Electric field in the cylindrical capacitor using Gauss' Law [Cylindrical Shell Capacitor Pt. 1]
In this video, we compute the electric field in the cylindrical capacitor using Gauss' Law (also called the "coaxial capacitor").
This video is Part 1 of a three-part series on the cylindrical shell capacitor:
Cylindrical Shell Capacitor Pt. 1: electric field in the cylindrical shell capacitor.
Cylindrical Shell Capacitor Pt. 2: capacitance of the cylindrical shell capacitor: • Capacitance per unit length in the cy...
Cylindrical Shell Capacitor Pt. 3: energy stored in the cylindrical shell capacitor: • Energy in the cylindrical capacitor i...

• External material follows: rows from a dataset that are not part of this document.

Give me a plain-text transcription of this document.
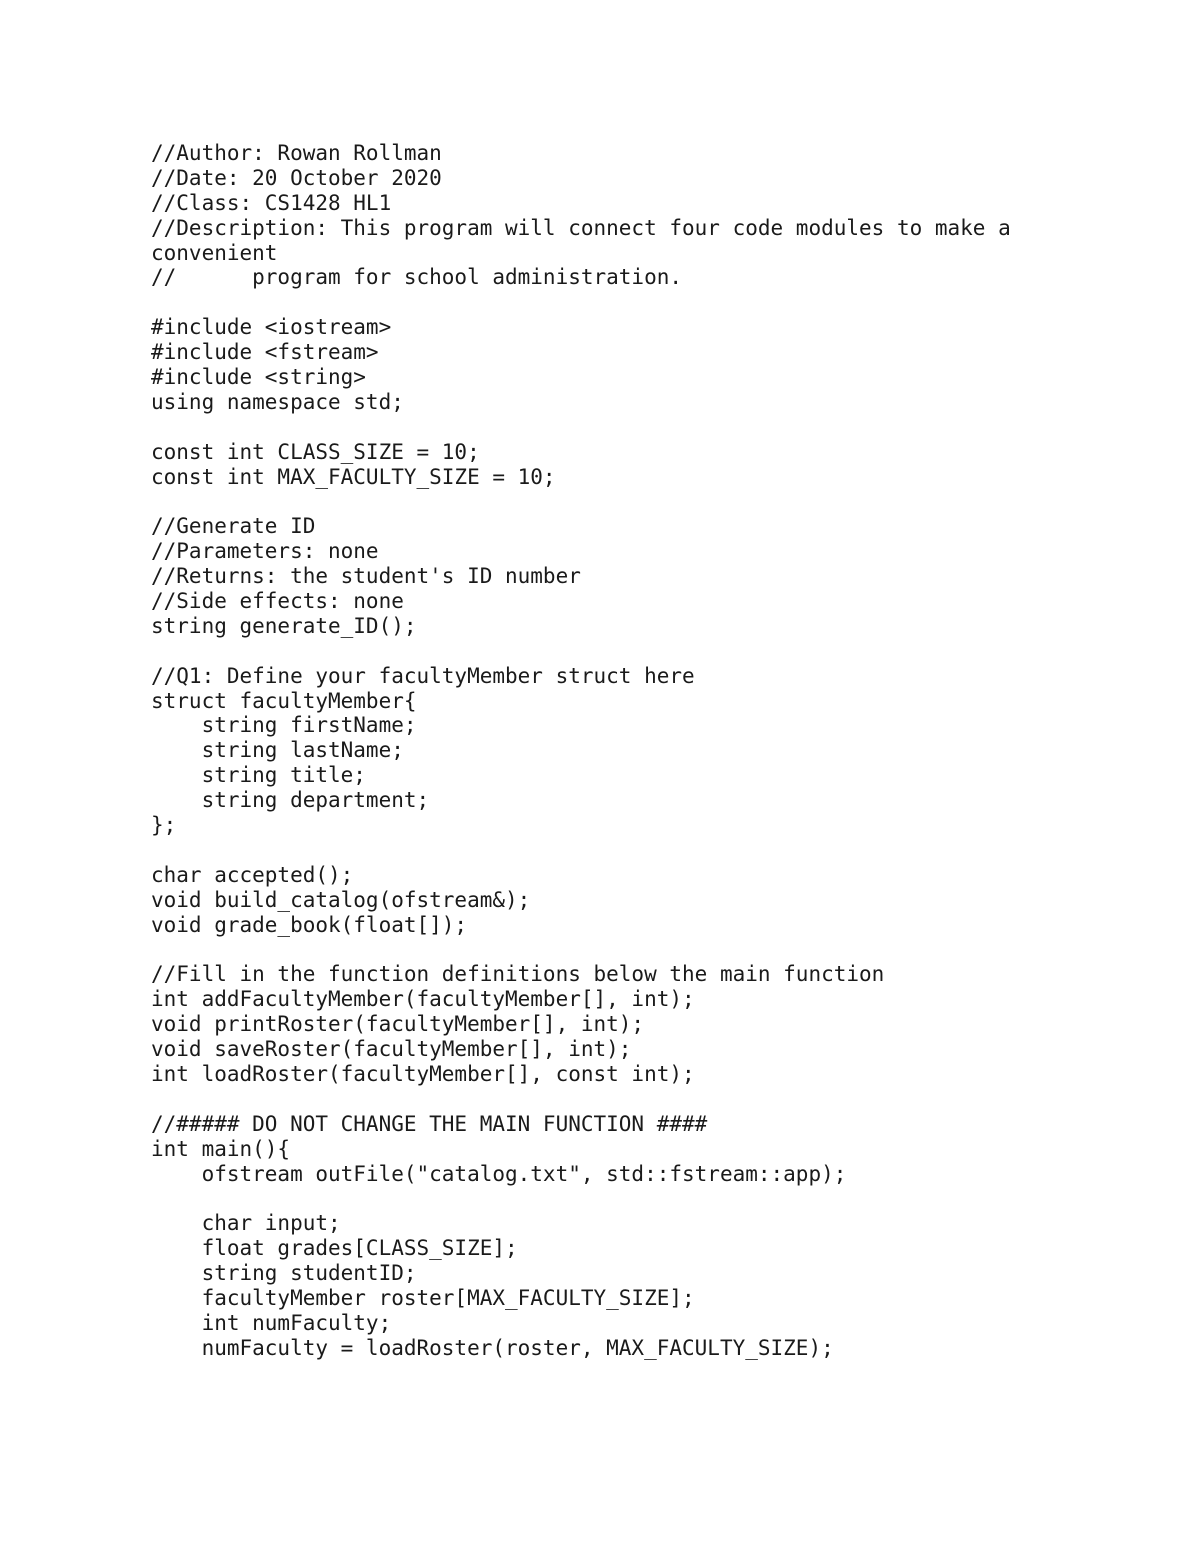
//Author: Rowan Rollman
//Date: 20 October 2020
//Class: CS1428 HL1
//Description: This program will connect four code modules to make a
convenient
//      program for school administration.
#include <iostream>
#include <fstream>
#include <string>
using namespace std;
const int CLASS_SIZE = 10;
const int MAX_FACULTY_SIZE = 10;
//Generate ID
//Parameters: none
//Returns: the student's ID number
//Side effects: none
string generate_ID();
//Q1: Define your facultyMember struct here
struct facultyMember{
string firstName;
string lastName;
string title;
string department;
};
char accepted();
void build_catalog(ofstream&);
void grade_book(float[]);
//Fill in the function definitions below the main function
int addFacultyMember(facultyMember[], int);
void printRoster(facultyMember[], int);
void saveRoster(facultyMember[], int);
int loadRoster(facultyMember[], const int);
//##### DO NOT CHANGE THE MAIN FUNCTION ####
int main(){
ofstream outFile("catalog.txt", std::fstream::app);
char input;
float grades[CLASS_SIZE];
string studentID;
facultyMember roster[MAX_FACULTY_SIZE];
int numFaculty;
numFaculty = loadRoster(roster, MAX_FACULTY_SIZE);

We are given a long cylindrical shell capacitor, consisting of two concentric cylindrical conducting shells. The inner and outer radii are given, and we are given the linear charge density on the inner shell as +lambda and the linear charge density on the outer shell as -lambda. The assumption that the cylindrical shells are long is what guarantees the electric field has good symmetry, pointing radially outward from the inner shell to the outer shell.
To use Gauss' Law with cylindrical symmetry we choose a concentric cylinder as a gaussian surface. We comment that a gaussian cylinder with r less than a would enclose zero charge, so the electric field inside the inner shell must be zero. Similarly, a gaussian cylinder with r greater than b encloses zero charge because there are equal parts positive and negative charge enclosed (zero net charge). The region of interest is in between the shells, so we show a gaussian surface with a radius between a and b.
Next, we invoke Gauss' Law, and we give a link to the derivation of Gauss' Law if you would like a quick refresher: • Electric flux, derivation of Gauss' L...
We compute the electric flux integral, noting that the end-caps of the gaussian surface give us zero flux because the electric field is perpendicular to the area vector. All the flux happens through the curved surface of the cylinder. Along this surface, E has a constant magnitude and is always parallel to the area vector, so the dot product is trivial and E can be factored out, leaving us with E*(2pi*r)L for the total electric flux.
The enclosed charge is lambda*L, and we solve for E, arriving that the electric field inside the cylindrical capacitor: E=lambda/(2pi*epsilon_0*r).